- Born: 13 January 1959 (age 67) Kaltungo, Gombe State
- Education: University of Maiduguri

= Ibrahim Abubakar Njodi =

Nigerian professor of health education

Ibrahim Abubakar Njodi (born January 1959) is a Nigerian Professor of Health education and immediate past Vice Chancellor of the University of Maiduguri. He assumed office as Vice Chancellor of the University on June 3, 2014 and prior to his appointment, he was the Deputy Vice Chancellor of the university.
Prof Ibrahim Njodi was appointed Secretary to the Gombe State government by Governor Inuwa Yahya immediately after his tenure elapsed as the Vice Chancellor of University of Maiduguri.

== Education ==
Ibrahim Abubakar Njodi went to L.E.A Primary School in Kaltungo from 1967 to 1973, and then ECWA Primary School in Kaltungo from 1973 to 1975. From 1975 to 1980, he attended the government teacher's college in Jama'are, Bauchi state.
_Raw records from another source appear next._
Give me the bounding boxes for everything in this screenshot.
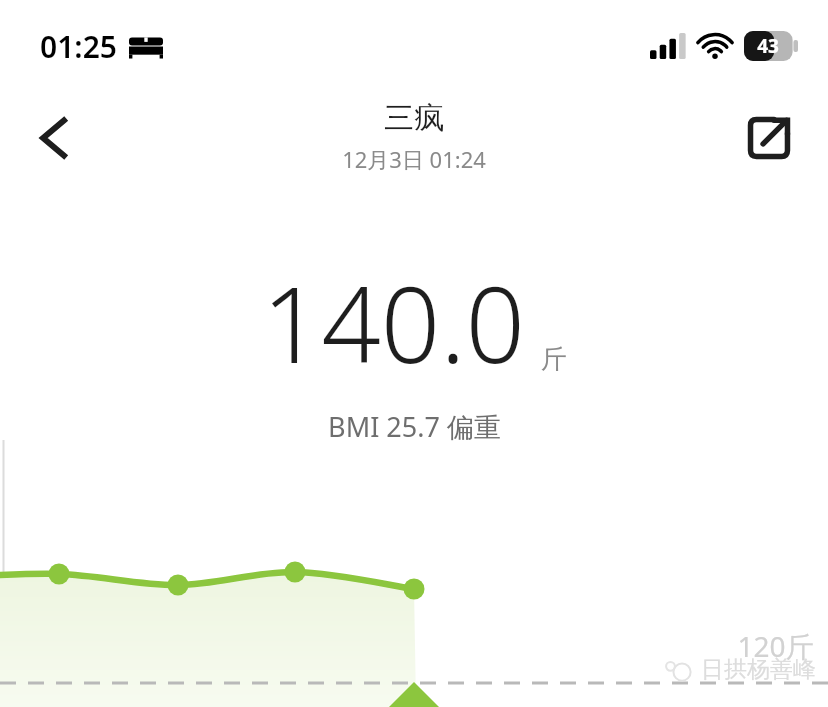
staticText: 12月3日 01:24 — [342, 144, 486, 174]
staticText: BMI 25.7 偏重 — [328, 408, 501, 445]
button[interactable]: Share — [738, 107, 800, 169]
staticText: 140.0 — [262, 252, 525, 394]
staticText: 日拱杨善峰 — [701, 655, 816, 684]
staticText: 01:25 — [40, 26, 117, 67]
staticText: 斤 — [541, 343, 567, 376]
staticText: 120斤 — [737, 627, 814, 665]
staticText: 43 — [757, 33, 779, 59]
button[interactable]: Back — [22, 107, 84, 169]
staticText: 三疯 — [384, 99, 444, 137]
He earned his bachelors degree in Physical and Health Education in 1985, from University of Maiduguri. Later, from 1988 to 1991, he pursued his master's degree in health education at the same university. From 2000 to 2003, he pursued his Ph.D. in public health education at the famous University of Nigeria, Nsukka.

== Career ==
He joined the civil service as a Graduate Assistant with University of Maiduguri in 1987. Njodi served as acting Dean of the Faculty of Education from 2008 to 2010, and was then elected substantive Dean of the same faculty in 2010. He was named Deputy Vice Chancellor (Academic Services) in 2010 and Vice Chancellor from June 2014 to June 2019. Presently, Professor Ibrahim Abubakar Njodi is the Secretary to the State Government (SSG) of Gombe State.